MiTek, a building industry innovator and enabler, continues to uncover ways to improve efficiencies and transform the building industry with better building solutions. In its latest endeavor, MiTek has designed and built a custom piece of equipment to perform lateral-load testing on walls that will allow the company to efficiently test and prove the safety of innovative solutions that resist wind and seismic loads on buildings.
MiTek made a significant capital investment in this new technology, which will have far-reaching impact. The lateral test rack will be used to innovate and optimize existing MiTek solutions including Hardy Frames and Cold Form Steel Moment Frames, as well as create new lateral load-resisting solutions that MiTek is developing to improve the resilience of structures, keeping people safe and improving sustainability.
MiTek partners around the world will benefit from this investment. In addition to the lateral test rack, MiTek’s Research & Design team is being expanded. Another engineer has been added to the team at the Fountain Lakes R&D facility in St. Charles, Missouri, where the test rack is housed. The engineer will work as part of MiTek’s Research & Design team under the supervision of the company’s lateral load expert.
Jesse Karns, MiTek Director, Research & Development for Structural Components, said MiTek has always been invested and engaged in product development and testing, but he said much of that testing has occurred at universities or third-party agencies as part of strategic partnerships. Karns is excited that having the lateral test rack on site will allow the team to do more in-house testing. He said customers will benefit because the company will have more control over the testing process and will, in turn, be able to build better and faster.
The rack itself consists of a large piston that uses hydraulic forces to push and pull parts of the structure. As part of the testing, a wall is placed in the lateral test rack and force is applied to it. The force simulates forces that one could expect to see in earthquake or wind events. Researchers are able to see how the wall responds and, ultimately, how it fails.
“That’s the important part, especially when we start talking about earthquake resistance and redundancy, resiliency, and residual strength,” Karns said.
The first series of tests included walls with various types of material on them, including plywood or OSB sheathing. These tests conducted on walls with known properties allowed for further verification of the new test rack’s accuracy. Depending on the type of hazard they’re looking to simulate, the team may push the wall in one direction or back and forth.
The team has numerous load cells and instruments to measure deflections as well as several cameras set up to simultaneously monitor many elements of a test. They are looking for a variety of possible actions to indicate a failure of some sort.

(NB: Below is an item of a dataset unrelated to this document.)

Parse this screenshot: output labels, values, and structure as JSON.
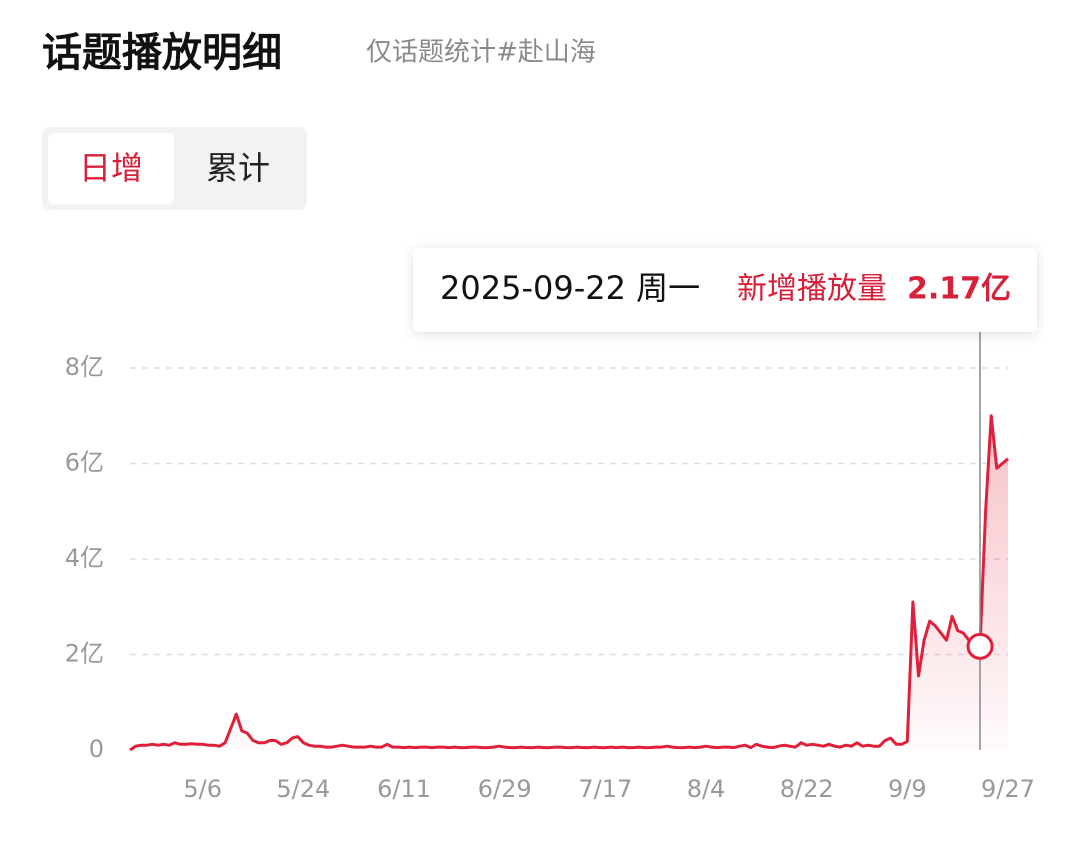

Karns said the current version of the lateral test rack can push about 200,000 pounds of force on the walls. Most single-family and multi-family walls fall within the 10,000-pound range maximum.
The lateral test rack was designed and equipped to expand as the need for testing larger loads grows. Eventually the team plans to test on larger building elements up to a three-story wall.
“We’re looking at improving existing systems and also developing new systems,” Karns said. “We have a chance to test and further develop systems that would further facilitate offsite and modular building.”